Some artists reveal aspects of the existing environment which are there all the time but normally imperceivable : Christina Kubisch, for example, provides us with special headphones that pick up the electromagnetic waves generated by everyday electrical apparatus. Eva Sjuve sonifies variations in levels of pollution and Peter Sinclair uses the the road’s surface as a score to generate musique as we drive.

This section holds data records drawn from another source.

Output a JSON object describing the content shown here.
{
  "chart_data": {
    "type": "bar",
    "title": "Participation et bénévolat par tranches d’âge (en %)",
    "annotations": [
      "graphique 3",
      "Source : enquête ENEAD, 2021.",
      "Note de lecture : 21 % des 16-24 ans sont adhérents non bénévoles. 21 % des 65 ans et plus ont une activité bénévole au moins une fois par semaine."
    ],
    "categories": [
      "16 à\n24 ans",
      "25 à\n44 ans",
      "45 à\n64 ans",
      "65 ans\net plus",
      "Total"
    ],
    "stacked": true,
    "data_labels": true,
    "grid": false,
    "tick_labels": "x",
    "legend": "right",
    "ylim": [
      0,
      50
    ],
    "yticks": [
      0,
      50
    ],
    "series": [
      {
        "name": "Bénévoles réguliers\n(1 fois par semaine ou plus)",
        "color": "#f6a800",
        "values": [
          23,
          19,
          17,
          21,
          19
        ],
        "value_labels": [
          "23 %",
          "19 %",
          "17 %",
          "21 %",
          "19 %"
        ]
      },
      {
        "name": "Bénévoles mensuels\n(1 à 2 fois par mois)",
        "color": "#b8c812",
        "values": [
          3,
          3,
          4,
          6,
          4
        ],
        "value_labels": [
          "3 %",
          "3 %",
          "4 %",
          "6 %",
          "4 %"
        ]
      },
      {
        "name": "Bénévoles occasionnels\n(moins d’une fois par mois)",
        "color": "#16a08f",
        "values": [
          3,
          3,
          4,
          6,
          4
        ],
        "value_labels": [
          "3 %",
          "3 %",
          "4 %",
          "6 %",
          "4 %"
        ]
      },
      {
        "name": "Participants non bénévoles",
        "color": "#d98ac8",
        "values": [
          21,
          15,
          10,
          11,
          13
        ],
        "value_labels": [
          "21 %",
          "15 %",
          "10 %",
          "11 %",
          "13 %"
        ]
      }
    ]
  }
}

Several projects explore the relationships between virtual and physical acoustic spaces through geolocative and navigational applications or immersive installations. Owen Chapman involves the public in a field-recording mapping of Aix-en-Provence which becomes the basis for a live performance in his virtual environment Echoscape. Amandine Provost uses wind speed and direction to navigate the Locus Sonus sound map, while Marie Muller maps her sounds to a virtual 3d space; audio objects that fill an otherwise empty exhibition space.

Finally, streaming technology can be used to transmit the sound of a trajectory captured with a mobile device and a microphone in real-time. Laurent Di Biase, working in collaboration with a group of “pedestrian streamers”, applies this principle to mix the sound of the world outside the auditorium for a seated audience. Maria Papadomanolaki, for her part invites us to interact with her as she shares the sound environment of her London Borough, the aixoise audience guiding her via twitter as she plays her route.

The majority of these projects have been created, conceived or re-adapted for specific places in Aix-en-Provence and Marseille through in-depth explorations of these urban areas made during residencies and workshops with students. They address the complex interactions between mobile technologies, everyday practice and spatial context in a variety of ways. They reveal sound’s nomadic and vibrational condition, while emphasizing the embodied and situated relationship between the listeners and the spaces that they inhabit.